Manitoba Minister of Finance
- Incumbent
- Assumed office October 18, 2023
- Premier: Wab Kinew
- Preceded by: Cliff Cullen

Member of the Legislative Assembly of Manitoba for St. James
- Incumbent
- Assumed office September 10, 2019
- Preceded by: Scott Johnston

Personal details
- Born: January 18, 1980 (age 46) Thompson, Manitoba, Canada
- Party: New Democratic
- Education: University of Manitoba (BCom, MSc)

= Adrien Sala =

Canadian politician

Adrien Sala (born January 18, 1980) is a Canadian politician who has been Minister of Finance for Manitoba since October 18, 2023. A member of the Manitoba New Democratic Party (NDP), Sala has represented St. James in the Legislative Assembly of Manitoba since 2019.

==Life and career==
Adrien Sala was born in Thompson, Manitoba. He graduated from College Jeanne-Sauve in south Winnipeg and went on to study business at the I.H. Asper School of Business at the University of Manitoba, where he completed a Bachelor of Commerce degree in 2003. After graduating, he began his career working with youth, serving non-profit organizations in Winnipeg's West Broadway community, and would later go on to leadership roles with community programs serving underhoused and gang-involved youth in the West Broadway neighbourhood. During his time managing a community jobs program supporting underhoused youth, he returned to the University of Manitoba, where he completed a Master's of Science (MSc) degree focused on examining the ways homeless and underhoused youth were using information communication technologies to access the resources and supports they needed.

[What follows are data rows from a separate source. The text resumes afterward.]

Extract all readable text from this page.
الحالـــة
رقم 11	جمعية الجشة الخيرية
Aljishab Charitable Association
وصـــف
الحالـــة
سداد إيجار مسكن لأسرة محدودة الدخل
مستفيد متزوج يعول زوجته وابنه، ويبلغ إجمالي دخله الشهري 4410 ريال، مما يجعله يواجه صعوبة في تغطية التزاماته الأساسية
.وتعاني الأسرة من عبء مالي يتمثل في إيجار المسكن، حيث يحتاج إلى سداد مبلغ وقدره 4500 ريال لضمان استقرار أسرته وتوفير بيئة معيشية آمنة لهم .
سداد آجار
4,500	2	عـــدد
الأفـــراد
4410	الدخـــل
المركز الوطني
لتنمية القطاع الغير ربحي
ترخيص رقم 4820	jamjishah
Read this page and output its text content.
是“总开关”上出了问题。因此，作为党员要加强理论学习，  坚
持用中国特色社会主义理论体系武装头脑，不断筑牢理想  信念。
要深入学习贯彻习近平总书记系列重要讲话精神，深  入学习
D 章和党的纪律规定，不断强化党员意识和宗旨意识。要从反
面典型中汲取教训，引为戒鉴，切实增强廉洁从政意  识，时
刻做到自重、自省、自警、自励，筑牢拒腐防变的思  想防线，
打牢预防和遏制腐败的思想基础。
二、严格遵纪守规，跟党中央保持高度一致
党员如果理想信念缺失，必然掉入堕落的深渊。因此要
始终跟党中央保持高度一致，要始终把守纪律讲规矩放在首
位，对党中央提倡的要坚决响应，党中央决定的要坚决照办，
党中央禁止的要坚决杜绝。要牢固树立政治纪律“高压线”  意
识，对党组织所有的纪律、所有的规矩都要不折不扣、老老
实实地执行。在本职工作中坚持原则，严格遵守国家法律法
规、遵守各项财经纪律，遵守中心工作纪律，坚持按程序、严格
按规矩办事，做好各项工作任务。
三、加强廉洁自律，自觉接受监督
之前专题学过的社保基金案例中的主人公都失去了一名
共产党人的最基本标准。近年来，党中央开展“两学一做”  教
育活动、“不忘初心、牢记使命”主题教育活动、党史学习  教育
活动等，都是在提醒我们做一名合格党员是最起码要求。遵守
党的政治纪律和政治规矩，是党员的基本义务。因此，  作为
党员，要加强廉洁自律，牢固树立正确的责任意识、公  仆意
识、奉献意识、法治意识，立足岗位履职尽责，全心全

Sala later began working as a provincial civil servant with the Department of Housing and Community Development, where he worked in support of the delivery of social and affordable housing programming. In 2016, he took on a role within the financial services sector, eventually becoming the director of strategy and operations for Assiniboine Credit Union, one of the largest community-owned financial institutions in Manitoba. During this time, he studied project management at the University of Winnipeg. He became accredited as a Project Management Professional (PMP). Prior to running for office, Adrien also served as a board member with the John Howard Society of Manitoba, as well as with the Centre for Aboriginal Human Resource Development.

Sala is also a songwriter who released two solo albums, High Water Everywhere (2006) and Diamond in the Mind (2009) on the Dollartone Records label. He often performed at Winnipeg's well known Times Changed High and Lonesome Club. Sala later recorded two albums with Winnipeg folk group Jackpine, Brand New Good Old Days (2009) and Cabbage (2010).

He was appointed finance minister by premier Wab Kinew in 2023. The government's 2026 budget reported a $498 million deficit and included provisions such as the elimination of the provincial sales tax on groceries and the continuation of a price freeze on one-litre milk cartons.

==Electoral record==

v; t; e; 2023 Manitoba general election: St. James
Party: Candidate; Votes; %; ±%; Expenditures
New Democratic; Adrien Sala; 5,448; 64.82; +17.56; $25,571.43
Progressive Conservative; Tim Diack; 2,326; 27.67; -5.16; $17,274.06
Liberal; Randell Cacayuran; 631; 7.51; -2.88; $0.00
Total valid votes/expense limit: 8,405; 99.55; –; $60,907.00
Total rejected, unmarked and declined ballots: 38; 0.45; –
Turnout: 8,443; 54.68; -0.99
Eligible voters: 15,442
New Democratic hold; Swing; +11.36
Source(s) Source: Elections Manitoba

v; t; e; 2019 Manitoba general election: St. James
Party: Candidate; Votes; %; ±%; Expenditures
New Democratic; Adrien Sala; 4,002; 47.25; +12.3; $20,052.47
Progressive Conservative; Michelle Richards; 2,781; 32.84; -6.1; $45,848.85
Liberal; Bernd Hohne; 880; 10.39; -2.5; $3,102.61
Green; Jeff Buhse; 806; 9.52; -0.6; $939.40
Total valid votes: 8,469; –; –
Rejected: 41; –
Eligible voters / turnout: 15,288; 55.40%; -5.91%
New Democratic gain from Progressive Conservative; Swing; +9.2
Source(s) Source: Manitoba. Chief Electoral Officer (2019). Statement of Votes for the 42nd Provincial General Election, September 10, 2019 (PDF) (Report). Winnipeg: Elections Manitoba.